Search on the phrase, “how to get your customer to . . .” and you can learn how to get them
. . . to trust you,
. . . to buy, and
. . . to pay 10% more,
Want to get them to love you, too? Click here to learn how!
Ignore these tactics! Don’t “get” your customers to do anything! The killer skill to develop is the ability to help customers succeed. Ask a top revenue producer – one who truly serves customers – how he or she gets customers to buy. They’d reveal that they don’t get their customers to do anything. Instead, they guide their customers to achieve the outcomes they want. Win – win.
Guiding versus Getting: these are fundamentally different approaches, with little in common. Guiding assumes prospects can be trusted, Getting assumes they cannot. Guiding sees prospects as partners, Getting sees them as objects. Guiding views prospects as capable decision makers, Getting views them as inept. Guiding relies on inquiry and collaboration, Getting relies on telling and insistence. In countless interviews I’ve held with successful sales professionals, I’ve learned they embrace Guiding in every customer interaction, and eschew Getting.
“How to get your prospect to [fill in the blank]!” What regularly emerges are coercive, high-pressure sales tactics that break customer rapport and erode trust. Instead of improving sales outcomes and buying experiences, the resulting behaviors and activities undermine them.
The top producers I’ve worked with have figured out a better way, and honed their skills accordingly. They begin with a natural curiosity, and connect it to a sincere desire to understand customer problems, limitations, issues, concerns, performance gaps, and strategic challenges. They uncover the intensity of motivation to change the situation, and learn the mechanisms their customers have developed for investing in solutions. And if customers lack the mechanisms, top producers guide them to create a path forward. From there, they harness the power of the customer’s will to change. The energy might be low, or altogether absent, which is why reps, often goaded by their managers, turn to Getting. My question to them: how’s that working for you?

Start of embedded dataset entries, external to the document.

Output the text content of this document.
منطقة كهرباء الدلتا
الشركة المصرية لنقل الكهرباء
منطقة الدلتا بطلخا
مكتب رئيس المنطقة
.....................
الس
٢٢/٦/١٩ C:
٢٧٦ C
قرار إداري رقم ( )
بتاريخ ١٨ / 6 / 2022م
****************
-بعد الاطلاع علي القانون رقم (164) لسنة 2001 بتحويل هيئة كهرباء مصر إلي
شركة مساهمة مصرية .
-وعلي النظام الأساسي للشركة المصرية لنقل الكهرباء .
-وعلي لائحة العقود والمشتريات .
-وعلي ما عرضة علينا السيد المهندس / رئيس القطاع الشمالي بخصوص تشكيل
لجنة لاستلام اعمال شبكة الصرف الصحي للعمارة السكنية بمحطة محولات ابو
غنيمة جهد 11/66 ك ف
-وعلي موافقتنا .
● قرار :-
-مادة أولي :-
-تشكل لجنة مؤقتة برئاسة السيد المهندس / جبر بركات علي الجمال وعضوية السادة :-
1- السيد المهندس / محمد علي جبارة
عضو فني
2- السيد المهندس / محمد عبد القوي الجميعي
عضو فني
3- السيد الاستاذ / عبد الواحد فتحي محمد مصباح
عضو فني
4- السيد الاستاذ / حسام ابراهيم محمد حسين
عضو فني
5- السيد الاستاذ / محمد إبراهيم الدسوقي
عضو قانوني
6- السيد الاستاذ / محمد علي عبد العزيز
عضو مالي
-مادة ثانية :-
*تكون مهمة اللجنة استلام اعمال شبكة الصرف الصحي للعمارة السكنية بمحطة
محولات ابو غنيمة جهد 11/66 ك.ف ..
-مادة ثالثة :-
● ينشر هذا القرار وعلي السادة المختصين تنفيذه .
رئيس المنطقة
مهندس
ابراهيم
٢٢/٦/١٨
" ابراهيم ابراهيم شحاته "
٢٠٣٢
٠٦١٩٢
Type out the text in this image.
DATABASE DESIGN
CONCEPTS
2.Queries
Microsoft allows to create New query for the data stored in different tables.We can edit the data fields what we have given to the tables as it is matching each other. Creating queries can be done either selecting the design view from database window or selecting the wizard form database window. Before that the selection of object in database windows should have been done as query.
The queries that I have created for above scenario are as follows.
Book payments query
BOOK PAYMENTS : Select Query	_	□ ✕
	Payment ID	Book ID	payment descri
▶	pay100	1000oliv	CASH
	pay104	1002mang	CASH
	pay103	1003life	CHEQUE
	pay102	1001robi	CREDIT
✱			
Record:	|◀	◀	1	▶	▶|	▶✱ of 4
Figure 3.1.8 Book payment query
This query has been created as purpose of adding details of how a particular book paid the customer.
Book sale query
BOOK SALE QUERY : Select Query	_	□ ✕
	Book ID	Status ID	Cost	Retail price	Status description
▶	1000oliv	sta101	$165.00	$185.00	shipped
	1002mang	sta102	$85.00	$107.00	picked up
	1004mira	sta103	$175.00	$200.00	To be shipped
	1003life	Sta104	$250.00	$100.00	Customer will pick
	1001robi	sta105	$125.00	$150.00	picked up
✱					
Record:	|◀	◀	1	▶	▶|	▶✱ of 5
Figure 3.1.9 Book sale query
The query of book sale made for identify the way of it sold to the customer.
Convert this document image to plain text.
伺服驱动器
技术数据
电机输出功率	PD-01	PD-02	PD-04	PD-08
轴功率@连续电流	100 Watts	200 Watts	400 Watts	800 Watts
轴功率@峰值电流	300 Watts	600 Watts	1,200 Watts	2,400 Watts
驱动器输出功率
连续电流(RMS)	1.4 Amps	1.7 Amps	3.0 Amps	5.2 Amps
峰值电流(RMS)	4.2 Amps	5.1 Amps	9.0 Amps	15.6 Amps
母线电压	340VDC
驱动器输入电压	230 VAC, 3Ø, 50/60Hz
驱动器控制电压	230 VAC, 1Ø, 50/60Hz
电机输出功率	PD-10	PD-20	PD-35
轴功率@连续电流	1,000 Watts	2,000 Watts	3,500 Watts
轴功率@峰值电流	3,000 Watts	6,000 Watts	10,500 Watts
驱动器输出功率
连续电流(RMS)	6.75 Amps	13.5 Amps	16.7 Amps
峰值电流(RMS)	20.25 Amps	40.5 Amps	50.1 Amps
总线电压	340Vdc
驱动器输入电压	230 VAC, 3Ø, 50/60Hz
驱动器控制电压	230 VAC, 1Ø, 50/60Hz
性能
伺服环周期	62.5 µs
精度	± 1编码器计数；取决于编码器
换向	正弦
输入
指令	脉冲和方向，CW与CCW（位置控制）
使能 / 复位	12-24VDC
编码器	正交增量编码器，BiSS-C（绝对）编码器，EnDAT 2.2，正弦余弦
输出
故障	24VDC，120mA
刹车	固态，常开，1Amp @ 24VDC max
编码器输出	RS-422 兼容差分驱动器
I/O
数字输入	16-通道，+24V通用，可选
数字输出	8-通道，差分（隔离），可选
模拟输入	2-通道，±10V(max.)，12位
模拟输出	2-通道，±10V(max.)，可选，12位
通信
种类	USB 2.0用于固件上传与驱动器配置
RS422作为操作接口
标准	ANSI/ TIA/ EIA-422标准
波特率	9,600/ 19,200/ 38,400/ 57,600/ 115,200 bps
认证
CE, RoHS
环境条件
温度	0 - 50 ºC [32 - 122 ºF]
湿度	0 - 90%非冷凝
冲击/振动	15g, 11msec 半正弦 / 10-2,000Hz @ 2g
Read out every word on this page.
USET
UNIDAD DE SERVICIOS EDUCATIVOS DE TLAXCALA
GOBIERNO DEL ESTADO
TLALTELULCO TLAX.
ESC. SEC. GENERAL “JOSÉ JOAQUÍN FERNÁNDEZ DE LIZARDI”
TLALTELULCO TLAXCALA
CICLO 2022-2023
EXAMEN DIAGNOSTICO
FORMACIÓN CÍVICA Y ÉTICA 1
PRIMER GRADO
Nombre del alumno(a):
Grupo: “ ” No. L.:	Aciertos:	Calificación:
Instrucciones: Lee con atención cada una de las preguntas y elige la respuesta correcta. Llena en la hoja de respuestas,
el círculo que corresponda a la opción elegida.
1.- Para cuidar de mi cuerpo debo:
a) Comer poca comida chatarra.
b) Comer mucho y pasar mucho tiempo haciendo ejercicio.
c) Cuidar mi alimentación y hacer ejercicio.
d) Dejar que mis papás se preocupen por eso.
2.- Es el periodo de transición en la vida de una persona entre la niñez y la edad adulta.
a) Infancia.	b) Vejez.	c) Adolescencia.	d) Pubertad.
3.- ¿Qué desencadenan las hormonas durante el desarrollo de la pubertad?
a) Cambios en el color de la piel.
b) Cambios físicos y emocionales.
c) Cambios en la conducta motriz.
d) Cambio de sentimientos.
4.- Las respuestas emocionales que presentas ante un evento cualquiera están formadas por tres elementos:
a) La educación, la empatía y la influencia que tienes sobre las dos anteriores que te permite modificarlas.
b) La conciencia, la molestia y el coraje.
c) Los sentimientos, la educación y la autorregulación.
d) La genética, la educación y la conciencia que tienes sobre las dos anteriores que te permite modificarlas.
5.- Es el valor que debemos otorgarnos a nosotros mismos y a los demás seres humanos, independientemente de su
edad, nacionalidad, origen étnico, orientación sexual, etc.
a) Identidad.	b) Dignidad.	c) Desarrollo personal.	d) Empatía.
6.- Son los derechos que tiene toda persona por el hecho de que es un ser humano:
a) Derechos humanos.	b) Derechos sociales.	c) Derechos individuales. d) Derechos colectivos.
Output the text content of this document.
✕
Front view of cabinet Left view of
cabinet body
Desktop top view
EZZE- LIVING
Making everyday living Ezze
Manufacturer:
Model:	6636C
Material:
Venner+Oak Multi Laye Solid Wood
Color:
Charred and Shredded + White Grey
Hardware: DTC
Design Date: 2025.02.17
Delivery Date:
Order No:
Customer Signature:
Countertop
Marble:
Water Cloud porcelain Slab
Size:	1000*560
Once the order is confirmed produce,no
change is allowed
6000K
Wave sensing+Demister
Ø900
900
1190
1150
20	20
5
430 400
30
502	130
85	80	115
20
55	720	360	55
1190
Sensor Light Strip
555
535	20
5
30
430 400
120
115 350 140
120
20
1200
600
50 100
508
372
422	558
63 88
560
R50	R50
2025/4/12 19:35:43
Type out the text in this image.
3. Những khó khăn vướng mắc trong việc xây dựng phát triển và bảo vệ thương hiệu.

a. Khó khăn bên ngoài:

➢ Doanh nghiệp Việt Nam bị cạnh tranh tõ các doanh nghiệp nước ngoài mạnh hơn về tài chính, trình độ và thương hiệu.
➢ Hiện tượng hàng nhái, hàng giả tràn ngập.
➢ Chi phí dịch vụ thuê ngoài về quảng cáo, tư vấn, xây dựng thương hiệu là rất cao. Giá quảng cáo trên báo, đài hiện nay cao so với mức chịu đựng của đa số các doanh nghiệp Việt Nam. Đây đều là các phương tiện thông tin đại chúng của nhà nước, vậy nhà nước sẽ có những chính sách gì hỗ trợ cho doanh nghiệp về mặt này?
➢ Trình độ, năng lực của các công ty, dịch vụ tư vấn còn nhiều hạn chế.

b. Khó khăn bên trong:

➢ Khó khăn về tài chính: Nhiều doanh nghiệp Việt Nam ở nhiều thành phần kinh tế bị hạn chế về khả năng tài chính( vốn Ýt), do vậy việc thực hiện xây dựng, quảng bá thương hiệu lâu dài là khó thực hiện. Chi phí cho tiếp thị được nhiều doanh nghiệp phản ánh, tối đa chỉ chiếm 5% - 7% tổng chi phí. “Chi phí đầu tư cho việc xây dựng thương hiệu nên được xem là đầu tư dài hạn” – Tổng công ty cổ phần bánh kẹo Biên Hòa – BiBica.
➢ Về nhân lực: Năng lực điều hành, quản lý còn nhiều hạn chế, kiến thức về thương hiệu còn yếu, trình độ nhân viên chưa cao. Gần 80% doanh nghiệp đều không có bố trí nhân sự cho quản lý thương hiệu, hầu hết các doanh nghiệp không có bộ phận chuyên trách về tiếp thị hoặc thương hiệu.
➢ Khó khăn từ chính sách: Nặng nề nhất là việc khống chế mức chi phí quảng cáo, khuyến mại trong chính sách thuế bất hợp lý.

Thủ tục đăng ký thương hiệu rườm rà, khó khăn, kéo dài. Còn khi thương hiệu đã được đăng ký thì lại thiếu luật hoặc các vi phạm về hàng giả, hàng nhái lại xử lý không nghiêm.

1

The best salespeople know how forcing customer action becomes a distraction. It can also backfire. As one rep, Denise, explained it to me, “I don’t push the monthly specials the way management wants me to. They don’t work, and it’s not the way my customers buy . . . When I talk on the phone, there’s no sales urgency to my voice.” The year I interviewed her, she was her company’s top producer out of over 50 reps. Though her immediate boss wasn’t clear about the reasons for her success, her statement provides much of the answer: Denise guides her customers. She doesn’t get them to do anything.